UC San Diego

The accuracy of flood forecasting models depends crucially on understanding wave runup. I use theory, insitu and remote observations, numerical modeling, computer vision, and deep learning to (1) investigate numerically the runup dependence on bathymetry and incident wave conditions, (2) improve video-based bathymetry estimates, and (3) characterize infragravity waves in 10m depth, for use in boundary conditions of runup models. Implementation into operational runup observing systems and models is ongoing.

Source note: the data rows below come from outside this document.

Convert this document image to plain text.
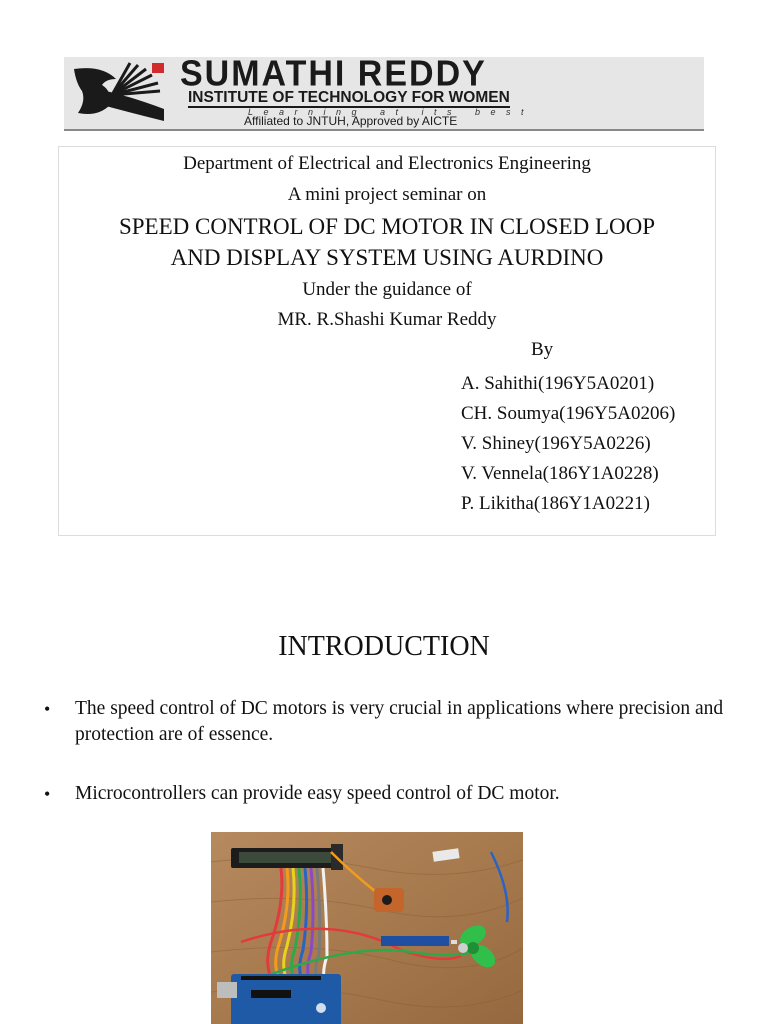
SUMATHI REDDY
INSTITUTE OF TECHNOLOGY FOR WOMEN
Learning at its best
Affiliated to JNTUH, Approved by AICTE
Department of Electrical and Electronics Engineering
A mini project seminar on
SPEED CONTROL OF DC MOTOR IN CLOSED LOOP
AND DISPLAY SYSTEM USING AURDINO
Under the guidance of
MR. R.Shashi Kumar Reddy
By
A. Sahithi(196Y5A0201)
CH. Soumya(196Y5A0206)
V. Shiney(196Y5A0226)
V. Vennela(186Y1A0228)
P. Likitha(186Y1A0221)
INTRODUCTION
• The speed control of DC motors is very crucial in applications where precision and protection are of essence.
• Microcontrollers can provide easy speed control of DC motor.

A numerical modeling (SWASH) study used 138 hindcast historical storm waves, two offshore boundary conditions, and 24 representative eroded beach bathymetries from a Southern California beach. The runup 2% exceedance level varied by more than 30% in response to changes in bathymetry or infragravity wave boundary conditions. An empirical parameterization trained on this dataset includes both a foreshore beach slope beta_f and an effective mid-surfzone slope beta_eff (Chapter 2, Lange et al. 2022). Subaqueous bathymetry is usually unknown because of the large expense of insitu jetski surveys, but beta_f and beta_eff can be estimated approximately and cost-effectively from images.

The new 2-slope runup models have smaller errors than 1-slope models, but lack generality and have fundamentally limited accuracy. I show that useful bathymetry can be extracted from video collected during a single 17-minute quadcopter hover. The existing cBathy algorithm is extended with a crest-tracking algorithm that significantly reduces large cBathy errors near the breakpoint. The crest-tracking algorithm uses a deep-learning neural network to annotate timestacks for celerity estimates, and the depth inversion includes a nonlinear correction. This approach reduces RMSE surfzone depth errors to 0.17m, from ~0.81m with cBathy (Chapter 3, Lange et al. 2023, revision submitted to Coastal Engineering).

The infragravity offshore (~10m depth) boundary condition is another potential error source in the runup model estimates. Several years of observations show that free infragravity waves are often much larger (up to x10) than the bound waves often used as a boundary condition. A parameterization of the incident-free IG wave field is combined with the predicted boundwave energy into a sea surface elevation timeseries of the incident IG energy suitable for use in numerical models (Chapter 4).